O quadro inflacionário e as possibilidades de aumento de juros foram um dos grandes assuntos no mercado financeiro, nas últimas semanas. Apesar desse pano de fundo, a maior parte da imprensa deixou passar a notícia, divulgada pelo Ministério da Agricultura, da instituição do conselho. O Valor saiu na frente, com uma extensa matéria sobre o assunto na edição de terça-feira (19/2) e outra na sexta (22).

A Conab vendeu estoques, até com frequência, durante a fase de elevação de preços no mercado, e continuou vendendo nas últimas semanas. Mas a Presidência da República talvez esperasse uma intervenção mais forte. O noticiário, reforçado no fim de semana por uma reportagem do Estado de S.Paulo, deixa entrever esse descontentamento. Mas faltou, em todo o material publicado, contar mais claramente por que a cúpula do governo decidiu passar a política de formação e de uso de estoques ao nível ministerial – político, portanto – e reduzir o poder da instância técnica.

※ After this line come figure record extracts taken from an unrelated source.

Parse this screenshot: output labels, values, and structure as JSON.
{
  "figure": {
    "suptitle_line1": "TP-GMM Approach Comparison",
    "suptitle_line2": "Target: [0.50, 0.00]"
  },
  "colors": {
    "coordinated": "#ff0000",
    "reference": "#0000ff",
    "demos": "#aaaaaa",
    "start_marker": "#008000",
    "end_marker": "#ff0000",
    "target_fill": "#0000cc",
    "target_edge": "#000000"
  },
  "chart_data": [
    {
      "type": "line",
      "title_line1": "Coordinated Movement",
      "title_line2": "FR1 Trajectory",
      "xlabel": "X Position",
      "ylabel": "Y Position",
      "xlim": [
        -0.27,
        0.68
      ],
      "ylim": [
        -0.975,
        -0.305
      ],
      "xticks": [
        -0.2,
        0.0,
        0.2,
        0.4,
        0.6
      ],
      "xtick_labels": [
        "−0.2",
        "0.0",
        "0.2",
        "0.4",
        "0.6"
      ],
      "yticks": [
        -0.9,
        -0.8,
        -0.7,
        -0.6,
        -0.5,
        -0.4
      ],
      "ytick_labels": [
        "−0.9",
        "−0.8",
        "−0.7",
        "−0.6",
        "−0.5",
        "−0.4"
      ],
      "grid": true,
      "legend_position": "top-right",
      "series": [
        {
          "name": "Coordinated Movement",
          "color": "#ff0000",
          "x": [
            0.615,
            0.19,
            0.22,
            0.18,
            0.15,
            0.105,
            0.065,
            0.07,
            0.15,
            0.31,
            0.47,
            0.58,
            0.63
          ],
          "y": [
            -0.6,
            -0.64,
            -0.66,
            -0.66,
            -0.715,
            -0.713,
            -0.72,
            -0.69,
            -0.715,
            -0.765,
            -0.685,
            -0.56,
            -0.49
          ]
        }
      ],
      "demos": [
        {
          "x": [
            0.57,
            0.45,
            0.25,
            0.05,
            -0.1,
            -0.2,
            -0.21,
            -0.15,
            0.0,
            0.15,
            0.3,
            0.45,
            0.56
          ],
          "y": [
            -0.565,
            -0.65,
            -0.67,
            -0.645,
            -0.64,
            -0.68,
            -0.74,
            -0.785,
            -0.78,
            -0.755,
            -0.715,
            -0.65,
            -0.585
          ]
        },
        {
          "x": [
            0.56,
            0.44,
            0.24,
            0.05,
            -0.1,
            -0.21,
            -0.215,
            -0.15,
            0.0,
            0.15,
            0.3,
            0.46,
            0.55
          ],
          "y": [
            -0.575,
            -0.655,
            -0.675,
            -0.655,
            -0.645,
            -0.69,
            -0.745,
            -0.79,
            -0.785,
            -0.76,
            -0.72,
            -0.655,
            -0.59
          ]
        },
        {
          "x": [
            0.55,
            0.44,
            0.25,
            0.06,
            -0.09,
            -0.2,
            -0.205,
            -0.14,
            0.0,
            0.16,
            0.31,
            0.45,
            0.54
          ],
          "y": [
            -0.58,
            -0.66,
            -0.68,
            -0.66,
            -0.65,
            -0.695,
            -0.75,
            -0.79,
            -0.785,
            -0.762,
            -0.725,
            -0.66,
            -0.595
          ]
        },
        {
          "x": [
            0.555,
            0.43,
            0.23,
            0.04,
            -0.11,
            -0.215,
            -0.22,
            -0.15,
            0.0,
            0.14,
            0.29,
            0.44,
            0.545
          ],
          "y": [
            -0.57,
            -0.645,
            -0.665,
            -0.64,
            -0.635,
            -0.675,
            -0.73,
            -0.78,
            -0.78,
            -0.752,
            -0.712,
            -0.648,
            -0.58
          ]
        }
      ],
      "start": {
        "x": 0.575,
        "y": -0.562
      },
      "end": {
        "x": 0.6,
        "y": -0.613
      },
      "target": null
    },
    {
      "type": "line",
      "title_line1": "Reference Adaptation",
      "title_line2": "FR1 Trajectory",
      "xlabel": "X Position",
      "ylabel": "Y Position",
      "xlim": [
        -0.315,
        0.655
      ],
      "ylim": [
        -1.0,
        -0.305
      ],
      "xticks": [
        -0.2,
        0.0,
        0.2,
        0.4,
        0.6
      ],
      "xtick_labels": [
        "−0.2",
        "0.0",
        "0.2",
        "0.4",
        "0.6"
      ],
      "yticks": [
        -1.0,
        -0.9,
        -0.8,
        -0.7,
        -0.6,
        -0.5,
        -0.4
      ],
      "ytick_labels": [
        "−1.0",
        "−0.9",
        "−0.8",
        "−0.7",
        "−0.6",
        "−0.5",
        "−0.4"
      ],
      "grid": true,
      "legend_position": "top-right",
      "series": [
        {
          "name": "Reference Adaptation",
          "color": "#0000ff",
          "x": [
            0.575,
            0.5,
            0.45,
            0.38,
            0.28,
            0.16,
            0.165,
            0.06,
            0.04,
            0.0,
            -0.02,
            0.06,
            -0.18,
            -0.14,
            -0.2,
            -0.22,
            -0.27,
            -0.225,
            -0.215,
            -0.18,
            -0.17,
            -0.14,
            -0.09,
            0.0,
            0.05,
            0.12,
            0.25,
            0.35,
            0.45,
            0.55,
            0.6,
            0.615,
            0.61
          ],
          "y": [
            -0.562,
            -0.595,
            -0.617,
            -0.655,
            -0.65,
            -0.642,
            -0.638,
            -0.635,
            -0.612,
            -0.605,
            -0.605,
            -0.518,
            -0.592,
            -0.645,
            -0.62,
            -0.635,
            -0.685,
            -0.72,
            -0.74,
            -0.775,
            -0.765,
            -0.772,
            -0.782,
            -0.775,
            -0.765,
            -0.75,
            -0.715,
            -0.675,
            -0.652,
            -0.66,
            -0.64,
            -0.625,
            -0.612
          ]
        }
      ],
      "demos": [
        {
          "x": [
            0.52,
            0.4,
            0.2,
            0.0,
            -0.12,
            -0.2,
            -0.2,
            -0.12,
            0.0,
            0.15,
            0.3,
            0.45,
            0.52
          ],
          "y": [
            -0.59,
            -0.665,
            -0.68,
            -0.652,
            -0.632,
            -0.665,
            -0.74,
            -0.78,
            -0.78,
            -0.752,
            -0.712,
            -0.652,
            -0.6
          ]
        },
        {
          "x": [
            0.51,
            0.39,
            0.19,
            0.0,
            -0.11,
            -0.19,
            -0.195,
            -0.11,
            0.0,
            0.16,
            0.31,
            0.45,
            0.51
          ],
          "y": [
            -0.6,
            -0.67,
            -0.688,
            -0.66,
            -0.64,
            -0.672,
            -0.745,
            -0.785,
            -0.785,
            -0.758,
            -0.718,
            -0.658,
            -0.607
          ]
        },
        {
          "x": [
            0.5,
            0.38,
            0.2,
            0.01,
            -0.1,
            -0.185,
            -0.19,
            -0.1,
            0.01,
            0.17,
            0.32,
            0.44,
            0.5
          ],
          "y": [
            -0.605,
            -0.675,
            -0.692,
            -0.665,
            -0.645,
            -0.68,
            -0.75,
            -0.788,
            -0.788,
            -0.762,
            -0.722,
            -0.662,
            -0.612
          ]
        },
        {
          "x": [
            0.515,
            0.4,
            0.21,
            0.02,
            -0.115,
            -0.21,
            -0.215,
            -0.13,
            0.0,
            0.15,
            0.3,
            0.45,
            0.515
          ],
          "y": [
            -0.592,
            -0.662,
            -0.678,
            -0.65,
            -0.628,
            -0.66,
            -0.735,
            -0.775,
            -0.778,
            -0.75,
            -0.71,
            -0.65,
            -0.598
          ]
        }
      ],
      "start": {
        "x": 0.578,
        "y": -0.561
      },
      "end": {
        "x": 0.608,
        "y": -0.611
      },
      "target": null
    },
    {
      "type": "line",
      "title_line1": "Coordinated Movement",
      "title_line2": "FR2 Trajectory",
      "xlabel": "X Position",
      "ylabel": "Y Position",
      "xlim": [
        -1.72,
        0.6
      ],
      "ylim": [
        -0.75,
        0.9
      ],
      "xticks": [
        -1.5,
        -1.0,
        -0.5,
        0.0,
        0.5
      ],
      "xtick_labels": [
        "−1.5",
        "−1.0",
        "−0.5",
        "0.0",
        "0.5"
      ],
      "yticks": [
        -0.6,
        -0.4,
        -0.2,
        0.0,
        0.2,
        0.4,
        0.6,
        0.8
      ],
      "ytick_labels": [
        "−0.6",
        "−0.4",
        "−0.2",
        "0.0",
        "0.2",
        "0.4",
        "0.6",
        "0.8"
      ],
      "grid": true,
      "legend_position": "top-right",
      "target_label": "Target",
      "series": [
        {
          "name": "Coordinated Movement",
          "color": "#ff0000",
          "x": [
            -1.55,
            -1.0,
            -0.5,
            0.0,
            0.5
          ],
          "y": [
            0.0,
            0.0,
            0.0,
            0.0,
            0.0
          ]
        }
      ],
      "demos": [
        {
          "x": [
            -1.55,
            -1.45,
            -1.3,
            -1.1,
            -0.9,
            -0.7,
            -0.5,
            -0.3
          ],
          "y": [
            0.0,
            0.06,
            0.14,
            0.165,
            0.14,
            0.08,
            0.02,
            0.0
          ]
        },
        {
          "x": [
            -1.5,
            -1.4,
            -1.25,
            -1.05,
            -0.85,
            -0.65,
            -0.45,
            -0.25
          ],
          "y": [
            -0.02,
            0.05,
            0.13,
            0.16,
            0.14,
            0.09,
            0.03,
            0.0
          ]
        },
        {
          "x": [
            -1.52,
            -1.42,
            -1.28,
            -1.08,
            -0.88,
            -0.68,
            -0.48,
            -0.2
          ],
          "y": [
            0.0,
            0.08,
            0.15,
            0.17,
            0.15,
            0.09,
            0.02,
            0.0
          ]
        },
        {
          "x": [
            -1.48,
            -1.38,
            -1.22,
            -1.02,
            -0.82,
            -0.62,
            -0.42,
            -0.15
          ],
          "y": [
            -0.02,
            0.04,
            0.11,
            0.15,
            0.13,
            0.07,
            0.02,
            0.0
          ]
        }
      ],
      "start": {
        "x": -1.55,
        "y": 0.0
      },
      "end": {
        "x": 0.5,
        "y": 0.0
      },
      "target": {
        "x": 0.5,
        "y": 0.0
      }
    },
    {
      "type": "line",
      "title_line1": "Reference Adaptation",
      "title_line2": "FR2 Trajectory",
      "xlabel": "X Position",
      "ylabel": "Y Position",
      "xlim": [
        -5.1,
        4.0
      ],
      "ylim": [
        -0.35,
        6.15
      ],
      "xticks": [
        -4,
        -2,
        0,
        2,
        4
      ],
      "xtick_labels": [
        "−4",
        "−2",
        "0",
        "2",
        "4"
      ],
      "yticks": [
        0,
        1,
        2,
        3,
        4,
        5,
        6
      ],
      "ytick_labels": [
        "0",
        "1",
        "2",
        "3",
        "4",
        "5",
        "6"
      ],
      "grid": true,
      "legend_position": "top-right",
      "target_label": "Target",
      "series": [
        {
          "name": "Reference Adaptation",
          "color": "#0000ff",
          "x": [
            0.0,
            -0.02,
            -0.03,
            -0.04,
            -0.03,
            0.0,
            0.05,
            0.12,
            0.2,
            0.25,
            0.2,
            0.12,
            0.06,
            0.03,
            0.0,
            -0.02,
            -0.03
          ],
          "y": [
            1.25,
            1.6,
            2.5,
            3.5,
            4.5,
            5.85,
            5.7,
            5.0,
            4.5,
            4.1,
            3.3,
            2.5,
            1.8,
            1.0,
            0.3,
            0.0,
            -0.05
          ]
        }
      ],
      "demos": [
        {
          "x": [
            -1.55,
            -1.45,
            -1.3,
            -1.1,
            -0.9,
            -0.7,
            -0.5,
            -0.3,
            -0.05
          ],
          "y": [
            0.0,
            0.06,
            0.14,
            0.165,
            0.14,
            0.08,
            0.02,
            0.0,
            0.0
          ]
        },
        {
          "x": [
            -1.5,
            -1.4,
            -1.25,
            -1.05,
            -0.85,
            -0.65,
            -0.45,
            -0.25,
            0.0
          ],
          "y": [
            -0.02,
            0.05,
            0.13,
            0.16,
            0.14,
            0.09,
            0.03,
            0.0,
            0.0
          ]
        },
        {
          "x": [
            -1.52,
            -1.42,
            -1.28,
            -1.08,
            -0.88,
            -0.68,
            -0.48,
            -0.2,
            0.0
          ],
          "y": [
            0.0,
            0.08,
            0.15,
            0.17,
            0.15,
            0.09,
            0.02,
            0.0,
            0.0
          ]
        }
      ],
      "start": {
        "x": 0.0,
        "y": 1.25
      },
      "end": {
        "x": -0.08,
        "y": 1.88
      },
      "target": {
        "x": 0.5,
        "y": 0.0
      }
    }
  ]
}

A Conab deve participar do conselho com função de assessoria, além de continuar como executora das ações.

Fala ambígua

A maior parte dos jornais demorou a perceber a importância da novidade e até o fim da semana muitos nem haviam entrado no assunto. Isso talvez se explique pelo abandono quase completo, há muitos anos, da cobertura de assuntos ligados à agropecuária. O agronegócio é citado raramente na maior parte dos jornais, embora seja o setor mais competitivo da economia brasileira e a fonte principal e mais regular do superávit comercial. Repórteres e redatores familiarizados com esse tipo de assunto são hoje raros e com isso se perdem boas e importantes histórias.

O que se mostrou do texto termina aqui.